1. Quantification of peroxisomes in yeast
   We have developed segmentation methods for detecting yeast cells and their peroxisomes. Yeast cells are visualized with bright field microscopy and GFP-tagged peroxisomes are visualized by fluorescence microscopy. For the case of 2-D yeast images, we developed a segmentation method that is based on clustering of the local mean-variance space. The assumption in this method is that cell membranes areas are darker than other areas and also have a higher local variance. Segmentation of peroxisomes is based on thresholding. These two segmentations allow us to obtain such statistics as the number of peroxisomes in each cell, the area of each peroxisome, and the average intensity of each peroxisome [A. Niemistö, J. Selinummi, R. Saleem, I. Shmulevich, J. Aitchison, and O. Yli-Harja, "Extraction of the number of peroxisomes in yeast cells by automated image analysis," in Proceedings of the 28th Annual International Conference of the IEEE Engineering in Medicine and Biology Society (EMBC'06), New York, USA, August 30 -- September 3, 2006, pp. 2353--2356].

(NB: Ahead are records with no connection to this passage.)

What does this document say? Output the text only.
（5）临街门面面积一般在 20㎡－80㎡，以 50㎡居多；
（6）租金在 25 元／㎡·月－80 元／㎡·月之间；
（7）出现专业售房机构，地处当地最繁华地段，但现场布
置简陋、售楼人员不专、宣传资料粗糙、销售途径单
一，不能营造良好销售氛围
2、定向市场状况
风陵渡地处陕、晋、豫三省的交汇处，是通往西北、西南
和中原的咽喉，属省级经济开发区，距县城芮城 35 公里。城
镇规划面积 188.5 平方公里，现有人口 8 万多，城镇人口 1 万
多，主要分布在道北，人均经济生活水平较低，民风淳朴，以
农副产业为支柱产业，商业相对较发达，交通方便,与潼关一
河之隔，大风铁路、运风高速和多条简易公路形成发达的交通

   For the case of 3-D image stacks obtained by confocal microscopy, we have developed a segmentation method that detects the yeast cells by K-means clustering [A. Niemistö, T. Korpelainen, R. Saleem, O. Yli-Harja, J. Aitchison, I. Shmulevich, "A K-Means Segmentation Method for Finding 2-D Object Areas Based on 3-D Image Stacks Obtained by Confocal Microscopy," 29th International Conference of the IEEE Engineering in Medicine and Biology Society, Lyon, France, August 23-26, 2007].

   We have also worked on analyzing and quantifying the 3-D peroxisome shapes by spherical harmonics and other shape descriptors [J. Selinummi, A. Niemistö, R. Saleem, G. W. Carter, J. Aitchison, O. Yli-Harja, I. Shmulevich, and J. Boyle, "A Case Study on 3-D Reconstruction and Shape Description of Peroxisomes in Yeast, " IEEE International Conference on Signal Processing and Communication (ICSPC07), Dubai, United Arab Emirates (UAE), November 24-27, 2007].

2. Tracking of yeast cells in microfluidics
   Microfluidics provides a way of conducting highly parallel studies of live single cells under well-defined and time-varying chemical stimuli. We have developed image analysis methods for segmenting yeast cells from time-course images taken of microfluidic chips. Our system also measures the integrated intensity of a GFP reporter. The segmentation method is based on clustering of the local mean-variance space; however features of the microfluidic device, such as edges of flow and control channels that are visible as dark lines, require a large number of pre- and post-processing steps to minimize the number false positives.

   In addition to the segmentation method, we have also developed a cell tracking method, which allows us to follow the integrated GFP reporter values of single cells over time. The Hungarian algorithm provides the core of our tracking method. However, since we cannot expect fully accurate segmentation, we have developed mechanisms that are able to deal with false negatives and false positives.